Two recent studies, one by Yardi Matrix and one by WalletHub, attempt to identify the regions of the country where the local economy is most likely to be impacted in response to the COVID-19 outbreak.
Focusing on employment
The Yardi Matrix study focused on employment in segments of the economy deemed to be exposed to dislocations due to the COVID-19 outbreak. The segments examined in the study are lodging and hospitality, retail trade, and mining, logging and construction. The energy industry, which has been impacted by the oil production war between Russia and Saudi Arabia as well as by the drop in demand due to the COVID-19 triggered reduction in economic activity, is included in the mining, logging and construction category.
Yardi Matrix looked at employment in at-risk parts of the economy both as a fraction of total employment and also in absolute numbers for the top 50 metro areas in the country. The totals for all three at-risk categories were examined as wells as the numbers for each of the at-risk categories individually.
The top 5 metro areas for having the largest portion of their jobs in at-risk categories were Las Vegas (49 percent), SW Florida Coast (44 percent), Orlando (41 percent), Ft. Lauderdale (36 percent) and Houston (35 percent). The first three cities are highly exposed to the lodging and hospitality industry, Ft. Lauderdale tops the retail and wholesale trade category and Houston ranks number 2 in the mining, logging and construction category.

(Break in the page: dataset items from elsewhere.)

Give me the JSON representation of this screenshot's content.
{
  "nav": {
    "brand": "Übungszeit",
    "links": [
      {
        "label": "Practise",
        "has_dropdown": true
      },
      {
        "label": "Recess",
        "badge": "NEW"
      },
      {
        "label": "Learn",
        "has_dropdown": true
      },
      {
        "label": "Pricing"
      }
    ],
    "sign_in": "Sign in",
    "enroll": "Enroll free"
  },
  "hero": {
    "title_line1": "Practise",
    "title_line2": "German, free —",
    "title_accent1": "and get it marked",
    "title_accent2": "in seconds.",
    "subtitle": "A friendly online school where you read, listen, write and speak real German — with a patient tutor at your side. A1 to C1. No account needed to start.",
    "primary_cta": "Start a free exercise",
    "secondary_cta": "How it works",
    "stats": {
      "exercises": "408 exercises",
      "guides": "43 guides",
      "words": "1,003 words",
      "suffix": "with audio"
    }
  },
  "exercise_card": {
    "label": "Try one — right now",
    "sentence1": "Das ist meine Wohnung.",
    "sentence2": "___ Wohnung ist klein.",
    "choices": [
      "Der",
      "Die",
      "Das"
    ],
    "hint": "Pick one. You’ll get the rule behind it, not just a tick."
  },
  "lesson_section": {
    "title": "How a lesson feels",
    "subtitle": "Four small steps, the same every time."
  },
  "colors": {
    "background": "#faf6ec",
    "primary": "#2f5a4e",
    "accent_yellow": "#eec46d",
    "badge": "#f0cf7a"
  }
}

As might be expected, the metro areas with the highest absolute numbers of at-risk jobs are the metros with the largest populations. They are New York (1.91 million), Chicago (1.38 million), Los Angeles (1.35 million), Houston (1.13 million) and Atlanta (0.90 million).
Taking a wider view
The WalletHub study examined data at the state level rather than at the Metro level. It looked at a wider range of variables and attempted to not only assess the potential impact of the COVID-19 outbreak on the state but also how well equipped the state was to deal with that impact.
To assess the potential impact of the virus, it looked at both the employment in vulnerable industries and also the portion of the state’s GDP generated by those industries. It also considered the jump in unemployment at the end of March in 2020 vs the same week the year earlier, and the share of employment from small businesses, which are less able to survive economic stress.
To assess how well a state might cope with the virus, the study looked at factors assessing how many people worked from home and the strength of the infrastructure enabling such work. It also looked at the state’s fiscal condition and reserves.
The top five most exposed states based on share of employment in vulnerable industries were listed as Florida, Colorado, Utah, New York and Nevada. Based on share of GDP from vulnerable industries, they were listed as Vermont, Florida, Hawaii, Nevada and Maine.
Given that three Florida metro areas were in the top five cited in the Yardi Matrix study, it is not surprising to see it also listed highly in the WalletHub study. However, once WalletHub factored in the late March layoff and small business data, Florida was only ranked as the 19th most vulnerable state on their list.
Based on both WalletHub’s measure of a state’s vulnerability to the virus and their assessment of its ability to deal with it, WalletHub’s ranking of the top five states whose economies are most likely to be impacted by the virus are Louisiana, Rhode Island, Nevada, Maine and New Hampshire.
While it is not surprising that Louisiana and Nevada made the list, the other states are less obvious. We will only know whether or not this list is prescient once the crisis is long past, the economy has fully recovered and we can assess how individual states fared. However, the April 16 Labor Department unemployment report cited Rhode Island as the state with the highest unemployment rate at 11.9 percent, so maybe WalletHub is onto something.